The Adafruit Feather M0 has a lot more power than most Arduino boards. This was handy as this project was working with 5 different IO devices: particulate sensor, screen, GPS, SD card reader, USB serial for debugging, and a Lipo battery.
The process I use for building up all complex Physical Computing projects is the same. Divide it into chunks, get each part working separately, then add them to the whole one at a time. Building up the system, debugging, and cleaning as I go.
First, getting the Plantronics Particulate Matter Sensor PMS-7003 to work.
Next get the display and SD card working.
Now I have the GPS working, I’m listening to satellites in my back garden! It’s picking up 6 different satellites – this suddenly feels like unobtainable high technology… in my hands.

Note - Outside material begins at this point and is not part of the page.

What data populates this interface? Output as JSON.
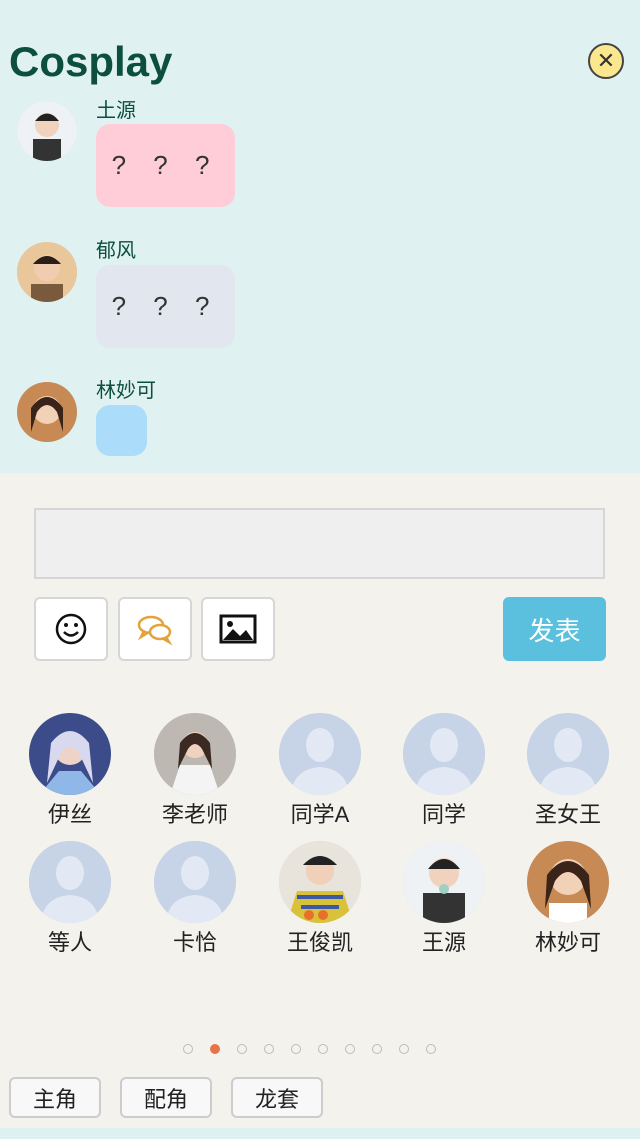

I went through multiple iterations of the visual display. It’s a great way to experiment with interaction design, and a bit of Tufte. This version wasn’t final – it has the current particulate levels top left, GPS on the right, and the histogram to display the recent historic levels.
My favourite suggestion was a kind of Tamagotchi that would look sad or shrivel up if exposed to bad air.
Circuits working and the code is getting close, so time to transfer to a soldered protoboard.
I like to use protoboards and JST-XH 2.54mm sockets for one-off prototypes.
This is the worst form factor in the world! My professional work would have made it easy for me to design a 3D printed plastic box, but I like to use play projects to experiment and learn. I had an idea that this might be a big bold wearable like a necklace or an epaulette. It’s clumsy and awkward, and by challenging the conventions I learned a lot about why we make products the way that we do.
Here is the air quality sensor working on a laser cutter. The laser cutter is making a plywood dome lampshade.
While writing to screen, it also data logs a string with time, date, location and particulate levels to the SD card in a format that neatly imports to spreadsheets for handling graphing. Can you tell when we turned the laser cutter on?
Yes, that is a tribute to Burning Dan’s watermelon welder image.
I tried building up the code with Circuit Python – here is the particulate sensor working. I think Circuit Python has a lot of potential to replace Arduino – it has a lot of advantages and the awesome team at Adafruit are putting a lot of effort into it, so it keeps getting better with every release. I’m not skilled enough with Python yet, and at the moment Arduino has a lot more online resources, so I went back to Arduino. But one day I think I will move to Circuit Python.
When I get back to this I will rework the form factor, either to be more sensible or more ridiculously improbable.